Только дилетантка могла попасться на такую уловку. А может, — Маренн вдруг словно ударило в голову прозрение, — может быть, они не верят, что она — это она, и теперь испытывают ее профессиональную пригодность?! Но это же и вовсе какой-то бред. И де Кринис участвует во всей этой затее?! И Зауэрбрух, директор клиники Шарите — он незаметно появился во время осмотра больного, но держался в стороне, наблюдая издалека за ее действиями.
Интересно, кто еще наблюдает? Маренн душило возмущение. Этот оберштурмбаннфюрер Скорцени? Или кто-нибудь из его компании? Она не сомневалась, что где-то за ширмой прячутся некоторые «заинтересованные» лица, которые все это придумали и наверняка считают свою идею гениальной.
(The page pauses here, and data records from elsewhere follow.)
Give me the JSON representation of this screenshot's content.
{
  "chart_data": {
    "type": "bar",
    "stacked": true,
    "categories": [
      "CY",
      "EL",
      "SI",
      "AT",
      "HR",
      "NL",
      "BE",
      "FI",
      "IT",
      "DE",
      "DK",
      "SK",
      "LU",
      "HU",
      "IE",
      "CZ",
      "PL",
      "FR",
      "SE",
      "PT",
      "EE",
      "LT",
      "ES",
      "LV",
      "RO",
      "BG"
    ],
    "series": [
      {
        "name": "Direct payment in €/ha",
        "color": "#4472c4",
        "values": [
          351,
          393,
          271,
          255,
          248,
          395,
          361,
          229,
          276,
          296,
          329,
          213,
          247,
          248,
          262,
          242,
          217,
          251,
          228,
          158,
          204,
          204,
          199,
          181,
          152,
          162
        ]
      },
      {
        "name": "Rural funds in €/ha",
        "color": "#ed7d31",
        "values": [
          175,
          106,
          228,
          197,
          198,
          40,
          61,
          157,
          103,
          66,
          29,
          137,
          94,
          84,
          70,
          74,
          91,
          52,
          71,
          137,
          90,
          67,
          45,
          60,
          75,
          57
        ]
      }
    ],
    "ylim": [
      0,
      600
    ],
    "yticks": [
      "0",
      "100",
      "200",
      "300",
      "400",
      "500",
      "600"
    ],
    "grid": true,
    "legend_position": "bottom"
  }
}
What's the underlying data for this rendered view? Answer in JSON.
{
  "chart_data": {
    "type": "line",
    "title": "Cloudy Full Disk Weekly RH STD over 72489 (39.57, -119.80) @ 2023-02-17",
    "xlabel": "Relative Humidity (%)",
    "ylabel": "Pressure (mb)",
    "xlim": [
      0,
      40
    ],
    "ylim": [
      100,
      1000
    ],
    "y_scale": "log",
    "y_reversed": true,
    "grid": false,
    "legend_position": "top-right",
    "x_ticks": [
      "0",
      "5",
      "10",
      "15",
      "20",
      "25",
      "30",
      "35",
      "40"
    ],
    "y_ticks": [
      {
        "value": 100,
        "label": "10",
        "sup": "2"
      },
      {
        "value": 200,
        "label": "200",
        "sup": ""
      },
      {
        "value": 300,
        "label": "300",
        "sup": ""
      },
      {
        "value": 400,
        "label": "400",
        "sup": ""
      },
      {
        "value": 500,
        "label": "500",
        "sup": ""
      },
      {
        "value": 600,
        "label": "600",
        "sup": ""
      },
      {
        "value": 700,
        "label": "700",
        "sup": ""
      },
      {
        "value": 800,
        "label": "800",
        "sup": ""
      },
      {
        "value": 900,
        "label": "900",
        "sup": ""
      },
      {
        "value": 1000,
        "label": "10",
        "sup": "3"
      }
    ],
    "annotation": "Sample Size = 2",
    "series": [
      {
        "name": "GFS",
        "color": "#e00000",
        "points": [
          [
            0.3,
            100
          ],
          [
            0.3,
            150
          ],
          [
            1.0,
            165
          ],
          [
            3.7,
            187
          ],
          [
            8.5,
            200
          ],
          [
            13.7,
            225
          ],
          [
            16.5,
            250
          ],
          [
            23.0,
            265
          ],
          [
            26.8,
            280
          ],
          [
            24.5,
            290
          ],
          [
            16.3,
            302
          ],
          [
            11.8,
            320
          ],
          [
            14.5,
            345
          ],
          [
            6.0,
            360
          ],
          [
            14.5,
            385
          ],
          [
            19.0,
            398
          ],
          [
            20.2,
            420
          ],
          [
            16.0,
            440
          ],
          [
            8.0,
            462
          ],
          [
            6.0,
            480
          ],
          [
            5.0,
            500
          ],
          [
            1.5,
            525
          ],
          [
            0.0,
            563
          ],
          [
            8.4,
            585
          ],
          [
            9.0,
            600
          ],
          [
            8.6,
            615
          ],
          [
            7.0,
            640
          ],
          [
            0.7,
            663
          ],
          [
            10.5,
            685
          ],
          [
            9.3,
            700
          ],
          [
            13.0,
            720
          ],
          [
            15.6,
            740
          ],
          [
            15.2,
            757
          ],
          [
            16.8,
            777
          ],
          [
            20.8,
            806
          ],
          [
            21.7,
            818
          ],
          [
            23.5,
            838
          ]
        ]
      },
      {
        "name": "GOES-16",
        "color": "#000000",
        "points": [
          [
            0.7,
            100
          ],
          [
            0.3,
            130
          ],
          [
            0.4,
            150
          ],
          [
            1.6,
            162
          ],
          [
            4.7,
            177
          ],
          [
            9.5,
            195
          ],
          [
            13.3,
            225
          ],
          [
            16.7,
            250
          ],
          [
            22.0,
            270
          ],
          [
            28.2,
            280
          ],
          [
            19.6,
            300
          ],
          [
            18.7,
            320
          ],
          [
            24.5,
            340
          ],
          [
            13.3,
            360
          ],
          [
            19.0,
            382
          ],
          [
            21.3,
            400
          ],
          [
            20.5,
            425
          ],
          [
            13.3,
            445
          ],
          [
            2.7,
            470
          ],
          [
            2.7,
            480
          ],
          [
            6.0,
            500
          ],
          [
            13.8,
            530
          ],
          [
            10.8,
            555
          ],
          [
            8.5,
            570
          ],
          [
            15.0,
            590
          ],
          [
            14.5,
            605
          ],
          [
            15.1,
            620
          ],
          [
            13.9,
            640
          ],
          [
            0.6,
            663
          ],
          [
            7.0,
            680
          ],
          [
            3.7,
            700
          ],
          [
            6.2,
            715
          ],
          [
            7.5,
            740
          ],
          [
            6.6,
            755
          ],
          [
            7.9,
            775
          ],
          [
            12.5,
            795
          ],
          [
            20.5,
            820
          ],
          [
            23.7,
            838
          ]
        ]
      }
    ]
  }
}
Самозванка… Они заподозрили, что она — самозванка! Теперь уж Маренн не постесняется! Де Кринис и Зауэрбрух — раз они согласились подыгрывать гестапо — пусть потерпят. Профессора, доктора наук — им не жаль их профессиональной чести, так пусть получат, что заслужили. Маренн не пощадила их: к чему щепетильность? Она разобрала по пунктам, разгромила в пух и прах все возведенное ими лженаучное здание «умозаключений», оказавшееся на деле обычной «мышеловкой», в которой сам профессор де Кринис представлял собой аппетитный кусочек сыра. Только она-то сыр не ест. Пусть знают, Маренн фон Кобург — это Маренн фон Кобург. Никто не смеет ее подозревать и ставить под сомнение ее профессионализм! Сначала они обвинили ее в политической неблагонадежности, в непорядочности, чуть ли не в шпионстве, теперь — сомневаются в ее квалификации как специалиста! Пожалуй, они чересчур хватили!